Najtrudniejszy, najbardziej dziki, najbardziej brudny i najbardziej piaszczysty – tak jest określany słynny Rajd Dakar przez kierowców, którzy odważyli się wziąć w nim udział. Już na początku stycznia rozpocznie się 43. edycja tego fascynującego wydarzenia. Na starcie zamelduje się czternastu sportowców z Polski. Z powodu pandemii rywalizacja odbywać się będzie w specjalnym reżimie sanitarnym.
Wszystko zaczęło się w 1977 roku, gdy francuski motocyklista Thierry Sabine zgubił się na Saharze podczas rajdu z Abidżanu do Nicei. Pędząc przez piaszczystą pustynię, stwierdził, że nie ma lepszego miejsca do rywalizacji i sprawdzenia motorowych umiejętności. Postanowił przekuć swoją wizję w rzeczywistość.
26 grudnia 1978 roku 182 zawodników stanęło na starcie w Paryżu, a następnie pomknęło w kierunku Dakaru. Tylko 74 z nich przetrwało dziesięć tysięcy kilometrów szalenie trudnych tras i dojechało do mety w Senegalu. Tak narodził się rajd, który dziś jest zdecydowanie najsłynniejszą imprezą motorową na świecie. Początkowo rywalizowali ze sobą tylko amatorzy, ale wizerunek wydarzenia i wyzwanie, z jakim wiązał się start, przyciągały coraz bardziej znamienitych sportowców. Nieodłącznym elementem tego wyścigu jest ogromne niebezpieczeństwo. Do 2020 roku w Rajdzie Dakar życie straciło 30 zawodników, a wypadki zdarzały się też niejednokrotnie osobom śledzącym wyścig na żywo. Sam twórca imprezy Thierry Sabine zginął podczas rajdu w wypadku helikoptera.
Edycja numer 43
Przyszłoroczny Rajd Dakar po raz drugi odbędzie się w Arabii Saudyjskiej. Rozpocznie się 3 stycznia w Dżuddzie i w tym samym mieście zakończy 15 stycznia. Trasa podzielona jest na odbywający się dzień przed początkiem imprezy prolog i 12 etapów, a łącznie liczy 7646 km, w tym 4767 odcinków specjalnych. Pod koniec listopada dyrektor Rajdu David Castera podczas internetowej konferencji zapewnił, że zdecydowana większość odcinków jest nowa, chociaż powtarza się kilka miejsc biwakowych z poprzedniej edycji. Dzień przerwy wyznaczono na 9 stycznia w mieście Ha'il w Arabii Saudyjskiej. Później uczestnicy wyruszą na najbardziej wymagający etap maratoński. Wówczas trasa będzie bardziej techniczna i nieco wolniejsza. Właśnie na zbyt szybkie odcinki zwracało uwagę wielu uczestników edycji 2020, podczas której zginęło dwóch motocyklistów.

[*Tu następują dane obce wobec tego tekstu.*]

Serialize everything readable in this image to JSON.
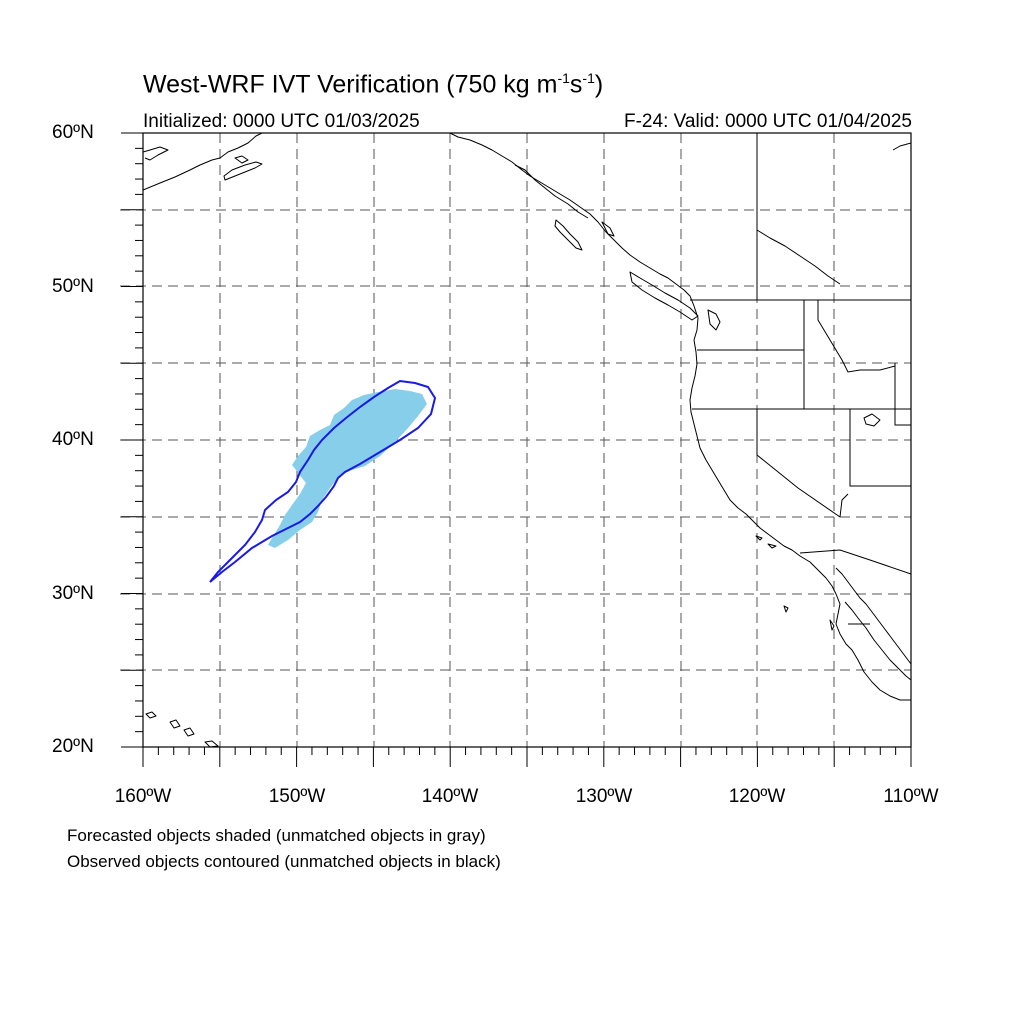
{
  "title": {
    "main": "West-WRF IVT Verification (750 kg m",
    "exp1": "-1",
    "mid": "s",
    "exp2": "-1",
    "close": ")"
  },
  "subtitle_left": "Initialized: 0000 UTC 01/03/2025",
  "subtitle_right": "F-24: Valid: 0000 UTC 01/04/2025",
  "lat_labels": [
    "60ºN",
    "50ºN",
    "40ºN",
    "30ºN",
    "20ºN"
  ],
  "lon_labels": [
    "160ºW",
    "150ºW",
    "140ºW",
    "130ºW",
    "120ºW",
    "110ºW"
  ],
  "footer": [
    "Forecasted objects shaded (unmatched objects in gray)",
    "Observed objects contoured (unmatched objects in black)"
  ],
  "colors": {
    "forecast_fill": "#87ceea",
    "observed_contour": "#1a1ae6",
    "coastline": "#000000",
    "grid": "#555555"
  },
  "map_extent": {
    "lon_min": -160,
    "lon_max": -110,
    "lat_min": 20,
    "lat_max": 60
  }
}
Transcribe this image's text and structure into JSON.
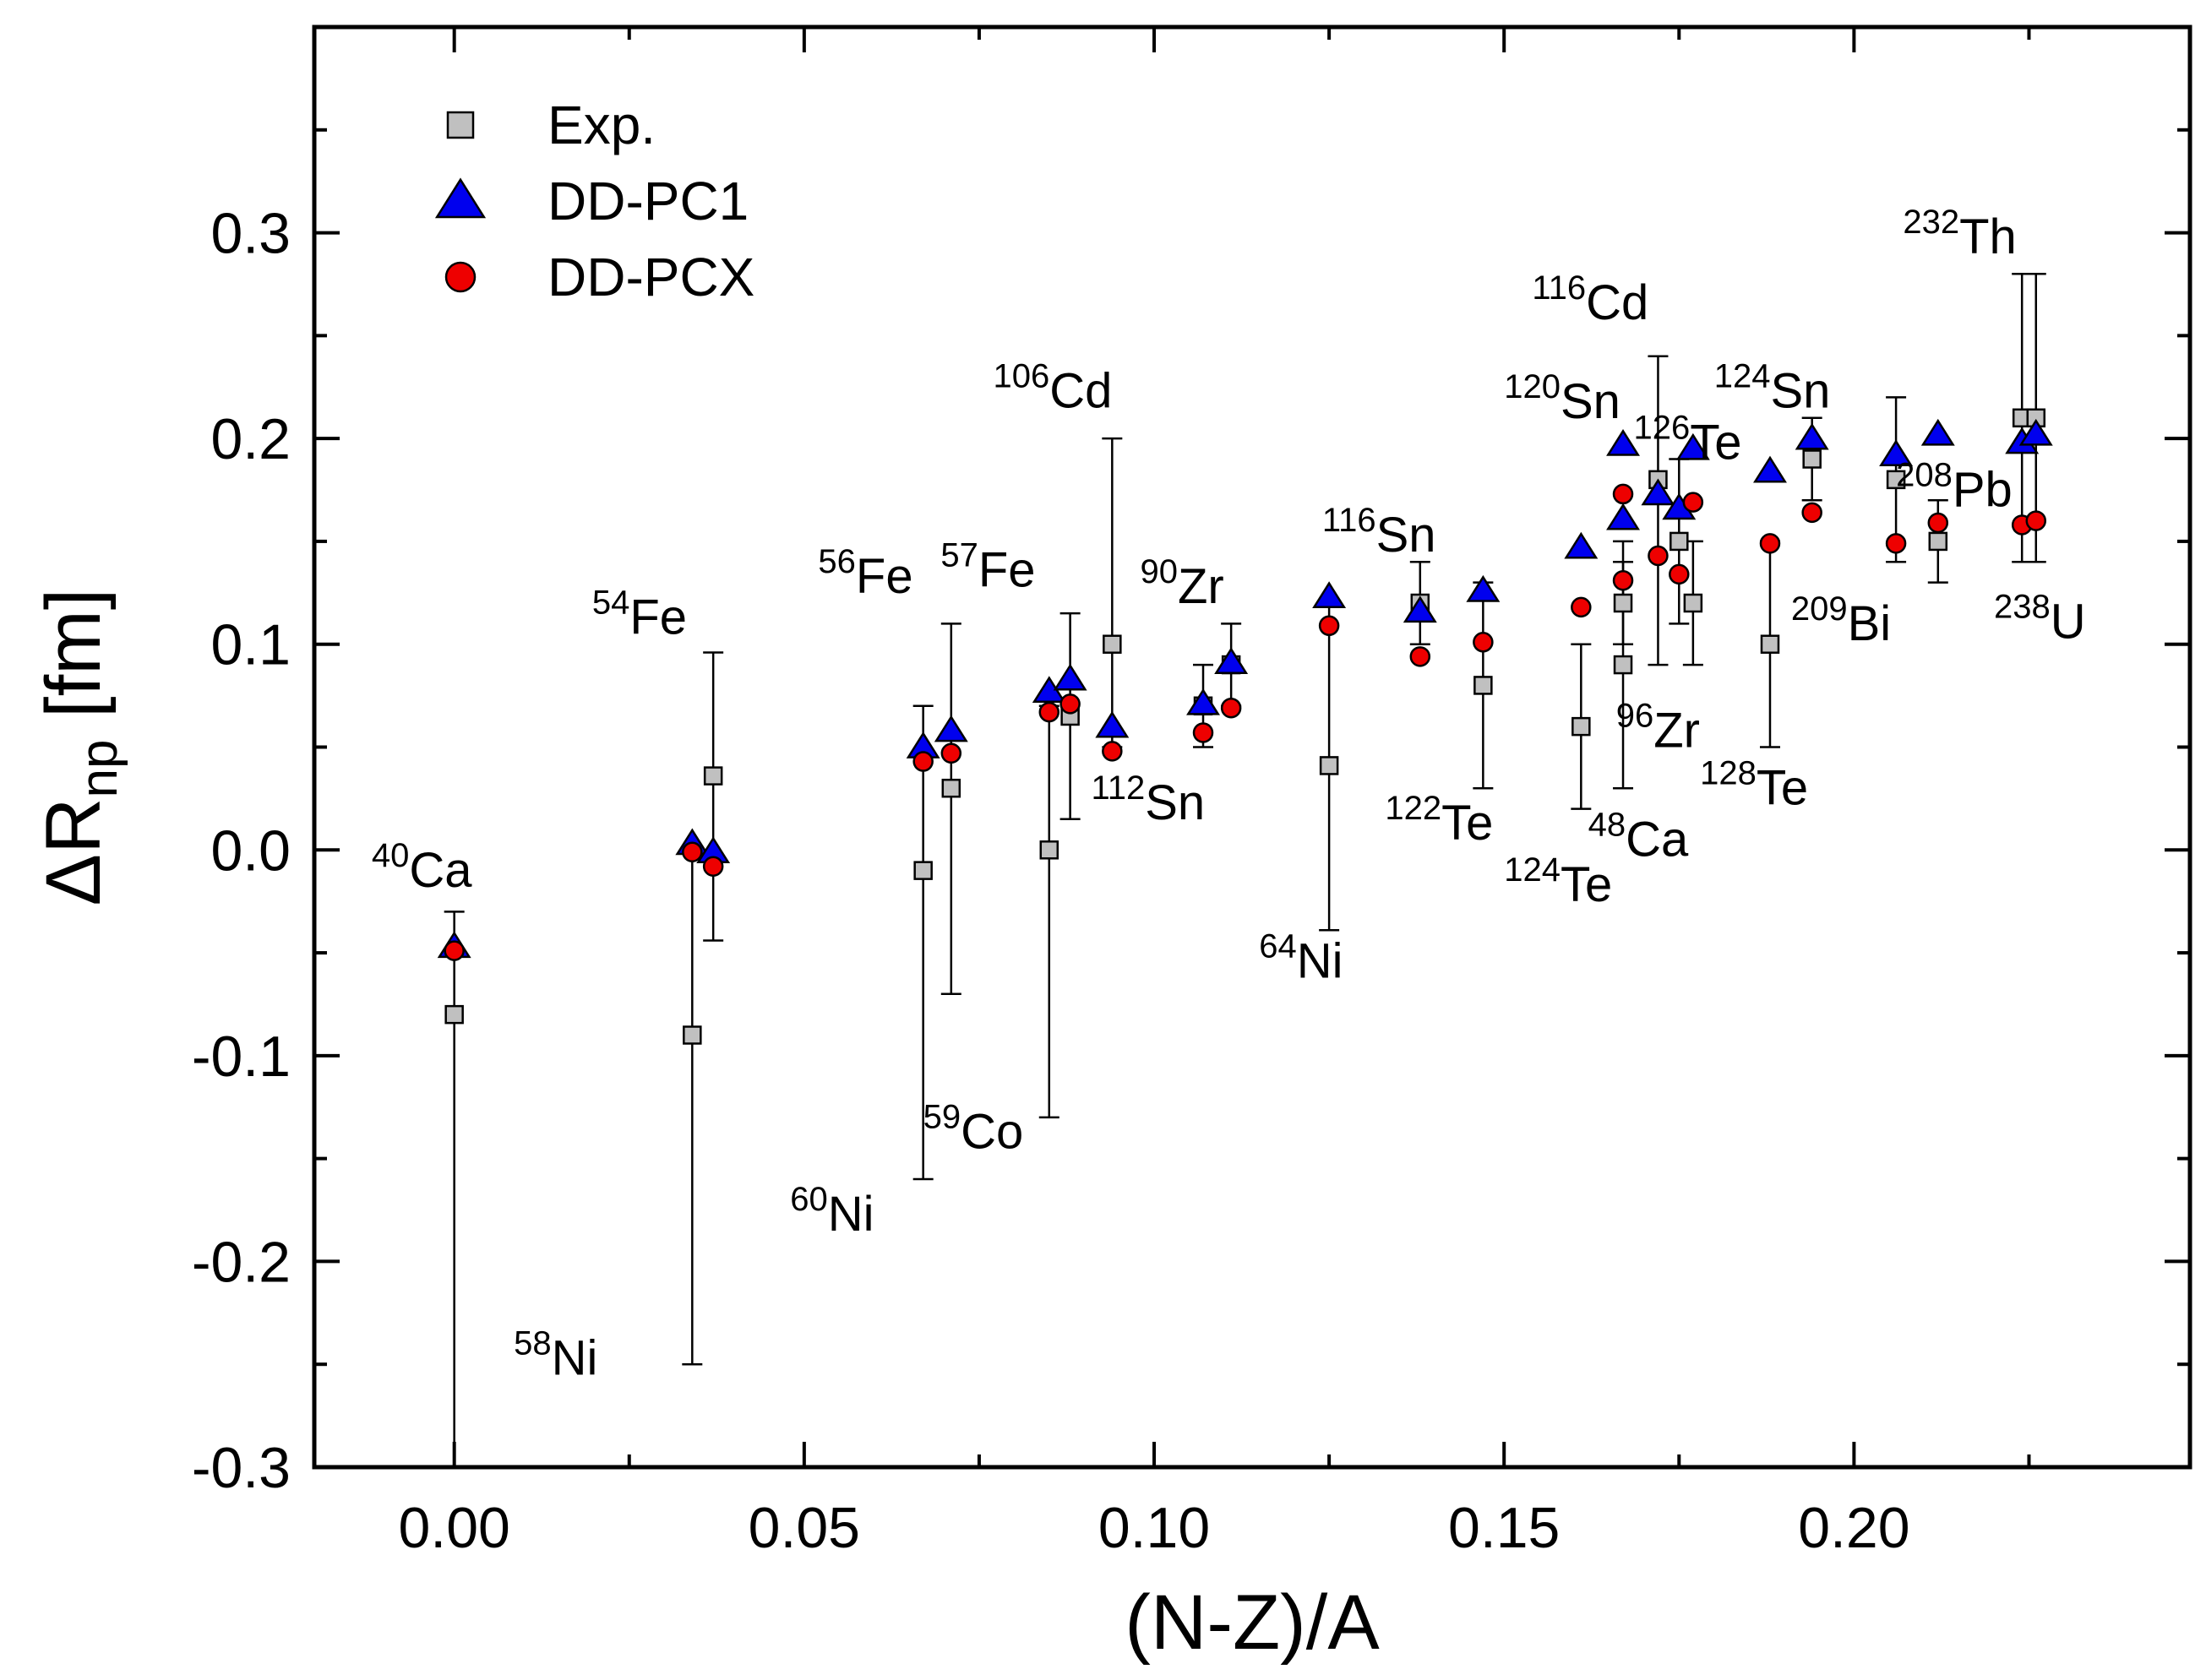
{
  "chart_data": {
    "type": "scatter",
    "xlabel": "(N-Z)/A",
    "ylabel": {
      "main": "ΔR",
      "sub": "np",
      "unit": " [fm]"
    },
    "xlim": [
      -0.02,
      0.248
    ],
    "ylim": [
      -0.3,
      0.4
    ],
    "x_ticks": [
      {
        "value": 0.0,
        "label": "0.00"
      },
      {
        "value": 0.05,
        "label": "0.05"
      },
      {
        "value": 0.1,
        "label": "0.10"
      },
      {
        "value": 0.15,
        "label": "0.15"
      },
      {
        "value": 0.2,
        "label": "0.20"
      }
    ],
    "y_ticks": [
      {
        "value": -0.3,
        "label": "-0.3"
      },
      {
        "value": -0.2,
        "label": "-0.2"
      },
      {
        "value": -0.1,
        "label": "-0.1"
      },
      {
        "value": 0.0,
        "label": "0.0"
      },
      {
        "value": 0.1,
        "label": "0.1"
      },
      {
        "value": 0.2,
        "label": "0.2"
      },
      {
        "value": 0.3,
        "label": "0.3"
      }
    ],
    "legend": {
      "placement": "top-left",
      "entries": [
        {
          "label": "Exp.",
          "marker": "square",
          "color": "#c0c0c0"
        },
        {
          "label": "DD-PC1",
          "marker": "triangle",
          "color": "#0000ee"
        },
        {
          "label": "DD-PCX",
          "marker": "circle",
          "color": "#ee0000"
        }
      ]
    },
    "series": [
      {
        "name": "Exp.",
        "marker": "square",
        "color": "#c0c0c0",
        "points": [
          {
            "x": 0.0,
            "y": -0.08,
            "err_low": -0.3,
            "err_high": -0.03
          },
          {
            "x": 0.034,
            "y": -0.09,
            "err_low": -0.25,
            "err_high": 0.0
          },
          {
            "x": 0.037,
            "y": 0.036,
            "err_low": -0.044,
            "err_high": 0.096
          },
          {
            "x": 0.067,
            "y": -0.01,
            "err_low": -0.16,
            "err_high": 0.07
          },
          {
            "x": 0.071,
            "y": 0.03,
            "err_low": -0.07,
            "err_high": 0.11
          },
          {
            "x": 0.085,
            "y": 0.0,
            "err_low": -0.13,
            "err_high": 0.07
          },
          {
            "x": 0.088,
            "y": 0.065,
            "err_low": 0.015,
            "err_high": 0.115
          },
          {
            "x": 0.094,
            "y": 0.1,
            "err_low": 0.05,
            "err_high": 0.2
          },
          {
            "x": 0.107,
            "y": 0.07,
            "err_low": 0.05,
            "err_high": 0.09
          },
          {
            "x": 0.111,
            "y": 0.09,
            "err_low": 0.07,
            "err_high": 0.11
          },
          {
            "x": 0.125,
            "y": 0.041,
            "err_low": -0.039,
            "err_high": 0.121
          },
          {
            "x": 0.138,
            "y": 0.12,
            "err_low": 0.1,
            "err_high": 0.14
          },
          {
            "x": 0.147,
            "y": 0.08,
            "err_low": 0.03,
            "err_high": 0.13
          },
          {
            "x": 0.161,
            "y": 0.06,
            "err_low": 0.02,
            "err_high": 0.1
          },
          {
            "x": 0.167,
            "y": 0.12,
            "err_low": 0.1,
            "err_high": 0.14
          },
          {
            "x": 0.167,
            "y": 0.09,
            "err_low": 0.03,
            "err_high": 0.15
          },
          {
            "x": 0.172,
            "y": 0.18,
            "err_low": 0.09,
            "err_high": 0.24
          },
          {
            "x": 0.175,
            "y": 0.15,
            "err_low": 0.11,
            "err_high": 0.19
          },
          {
            "x": 0.177,
            "y": 0.12,
            "err_low": 0.09,
            "err_high": 0.15
          },
          {
            "x": 0.188,
            "y": 0.1,
            "err_low": 0.05,
            "err_high": 0.15
          },
          {
            "x": 0.194,
            "y": 0.19,
            "err_low": 0.17,
            "err_high": 0.21
          },
          {
            "x": 0.206,
            "y": 0.18,
            "err_low": 0.14,
            "err_high": 0.22
          },
          {
            "x": 0.212,
            "y": 0.15,
            "err_low": 0.13,
            "err_high": 0.17
          },
          {
            "x": 0.224,
            "y": 0.21,
            "err_low": 0.14,
            "err_high": 0.28
          },
          {
            "x": 0.226,
            "y": 0.21,
            "err_low": 0.14,
            "err_high": 0.28
          }
        ]
      },
      {
        "name": "DD-PC1",
        "marker": "triangle",
        "color": "#0000ee",
        "points": [
          {
            "x": 0.0,
            "y": -0.047
          },
          {
            "x": 0.034,
            "y": 0.003
          },
          {
            "x": 0.037,
            "y": -0.001
          },
          {
            "x": 0.067,
            "y": 0.05
          },
          {
            "x": 0.071,
            "y": 0.058
          },
          {
            "x": 0.085,
            "y": 0.077
          },
          {
            "x": 0.088,
            "y": 0.083
          },
          {
            "x": 0.094,
            "y": 0.06
          },
          {
            "x": 0.107,
            "y": 0.071
          },
          {
            "x": 0.111,
            "y": 0.091
          },
          {
            "x": 0.125,
            "y": 0.123
          },
          {
            "x": 0.138,
            "y": 0.116
          },
          {
            "x": 0.147,
            "y": 0.126
          },
          {
            "x": 0.161,
            "y": 0.147
          },
          {
            "x": 0.167,
            "y": 0.161
          },
          {
            "x": 0.167,
            "y": 0.197
          },
          {
            "x": 0.172,
            "y": 0.173
          },
          {
            "x": 0.175,
            "y": 0.166
          },
          {
            "x": 0.177,
            "y": 0.195
          },
          {
            "x": 0.188,
            "y": 0.184
          },
          {
            "x": 0.194,
            "y": 0.2
          },
          {
            "x": 0.206,
            "y": 0.192
          },
          {
            "x": 0.212,
            "y": 0.202
          },
          {
            "x": 0.224,
            "y": 0.198
          },
          {
            "x": 0.226,
            "y": 0.202
          }
        ]
      },
      {
        "name": "DD-PCX",
        "marker": "circle",
        "color": "#ee0000",
        "points": [
          {
            "x": 0.0,
            "y": -0.049
          },
          {
            "x": 0.034,
            "y": -0.001
          },
          {
            "x": 0.037,
            "y": -0.008
          },
          {
            "x": 0.067,
            "y": 0.043
          },
          {
            "x": 0.071,
            "y": 0.047
          },
          {
            "x": 0.085,
            "y": 0.067
          },
          {
            "x": 0.088,
            "y": 0.071
          },
          {
            "x": 0.094,
            "y": 0.048
          },
          {
            "x": 0.107,
            "y": 0.057
          },
          {
            "x": 0.111,
            "y": 0.069
          },
          {
            "x": 0.125,
            "y": 0.109
          },
          {
            "x": 0.138,
            "y": 0.094
          },
          {
            "x": 0.147,
            "y": 0.101
          },
          {
            "x": 0.161,
            "y": 0.118
          },
          {
            "x": 0.167,
            "y": 0.131
          },
          {
            "x": 0.167,
            "y": 0.173
          },
          {
            "x": 0.172,
            "y": 0.143
          },
          {
            "x": 0.175,
            "y": 0.134
          },
          {
            "x": 0.177,
            "y": 0.169
          },
          {
            "x": 0.188,
            "y": 0.149
          },
          {
            "x": 0.194,
            "y": 0.164
          },
          {
            "x": 0.206,
            "y": 0.149
          },
          {
            "x": 0.212,
            "y": 0.159
          },
          {
            "x": 0.224,
            "y": 0.158
          },
          {
            "x": 0.226,
            "y": 0.16
          }
        ]
      }
    ],
    "annotations": [
      {
        "mass": "40",
        "symbol": "Ca",
        "x": -0.0118,
        "y": -0.018
      },
      {
        "mass": "58",
        "symbol": "Ni",
        "x": 0.0085,
        "y": -0.255
      },
      {
        "mass": "54",
        "symbol": "Fe",
        "x": 0.0197,
        "y": 0.105
      },
      {
        "mass": "56",
        "symbol": "Fe",
        "x": 0.052,
        "y": 0.125
      },
      {
        "mass": "57",
        "symbol": "Fe",
        "x": 0.0695,
        "y": 0.128
      },
      {
        "mass": "60",
        "symbol": "Ni",
        "x": 0.048,
        "y": -0.185
      },
      {
        "mass": "59",
        "symbol": "Co",
        "x": 0.067,
        "y": -0.145
      },
      {
        "mass": "106",
        "symbol": "Cd",
        "x": 0.077,
        "y": 0.215
      },
      {
        "mass": "112",
        "symbol": "Sn",
        "x": 0.091,
        "y": 0.015
      },
      {
        "mass": "90",
        "symbol": "Zr",
        "x": 0.098,
        "y": 0.12
      },
      {
        "mass": "64",
        "symbol": "Ni",
        "x": 0.115,
        "y": -0.062
      },
      {
        "mass": "116",
        "symbol": "Sn",
        "x": 0.124,
        "y": 0.145
      },
      {
        "mass": "122",
        "symbol": "Te",
        "x": 0.133,
        "y": 0.005
      },
      {
        "mass": "124",
        "symbol": "Te",
        "x": 0.15,
        "y": -0.025
      },
      {
        "mass": "48",
        "symbol": "Ca",
        "x": 0.162,
        "y": -0.003
      },
      {
        "mass": "96",
        "symbol": "Zr",
        "x": 0.166,
        "y": 0.05
      },
      {
        "mass": "116",
        "symbol": "Cd",
        "x": 0.154,
        "y": 0.258
      },
      {
        "mass": "120",
        "symbol": "Sn",
        "x": 0.15,
        "y": 0.21
      },
      {
        "mass": "126",
        "symbol": "Te",
        "x": 0.1685,
        "y": 0.19
      },
      {
        "mass": "124",
        "symbol": "Sn",
        "x": 0.18,
        "y": 0.215
      },
      {
        "mass": "128",
        "symbol": "Te",
        "x": 0.178,
        "y": 0.022
      },
      {
        "mass": "209",
        "symbol": "Bi",
        "x": 0.191,
        "y": 0.102
      },
      {
        "mass": "208",
        "symbol": "Pb",
        "x": 0.206,
        "y": 0.167
      },
      {
        "mass": "238",
        "symbol": "U",
        "x": 0.22,
        "y": 0.103
      },
      {
        "mass": "232",
        "symbol": "Th",
        "x": 0.207,
        "y": 0.29
      }
    ]
  }
}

Na liście startowej jest 321 różnego rodzaju pojazdów i 555 osób. Oprócz 108 motocykli, 21 quadów, 124 samochodów osobowych i UTV oraz 42 ciężarówek, 26 maszyn zostało zgłoszonych w nowej kategorii „Dakar Classic”, otwartej dla samochodów osobowych i ciężarowych wyprodukowanych przed 2000 rokiem.
Orlen Team gotowy na rajd
Od wielu lat Polski Koncern Naftowy ORLEN wspiera zawodników startujących w Rajdzie Dakar. Charakterystycznego czerwonego orła można było dostrzec na niejednym pojeździe. Nie inaczej będzie też w nadchodzącej edycji. W barwach ORLEN Team pojadą dwa samochody, dwa motocykle i quad. Samochodami pojadą Jakub Przygoński z niemieckim pilotem Timo Gottschalkiem oraz Czesi: Martin Prokop i Viktor Chytka. Motocyklami będą się ścigać Maciej Giemza i Adam Tomiczek, a z kolei quadem Kamil Wiśniewski. 17 grudnia odbyła się wirtualna konferencja, na której sportowcy przedstawili swoje plany dotyczące wyścigu, a także opowiedzieli o przygotowaniach. – W tym roku nie mieliśmy okazji ścigać się na pustyni, ale gdy tylko obostrzenia związane z COVID-19 były luźniejsze, szukałem rajdów, by startować co weekend. Po udanym Dakarze 2020 szukałem wyzwań. Na każdym rajdzie czułem głód ścigania i cieszyłem się każdym kilometrem – mówił utytułowany polski motocyklista Maciej Giemza. – Po ostatnim Dakarze postanowiłem sobie, że przed kolejnym startem spędzę więcej czasu na pustyni. Udało mi się pojechać do Dubaju, gdzie spędziłem 20 dni z czołowymi zawodnikami. Zrealizowałem założony plan i wzrosła moja pewność na pustyni – dodał. Sportowiec odniósł się też do zmian w przepisach, które zakładają, że książki drogowe zawodnicy będą otrzymywać przed samym startem. – Otrzymywanie książki drogowej przed startem nie jest dla mnie dużym utrudnieniem. Czołowe zespoły do tej pory korzystały z pomocy osób, które przygotowywały mapy dzień wcześniej. Teraz będzie bardziej sprawiedliwie. Dodatkowo będziemy mieli więcej czasu na odpoczynek. Tak dwie godziny musieliśmy przeznaczyć na analizę map – wyjaśnił.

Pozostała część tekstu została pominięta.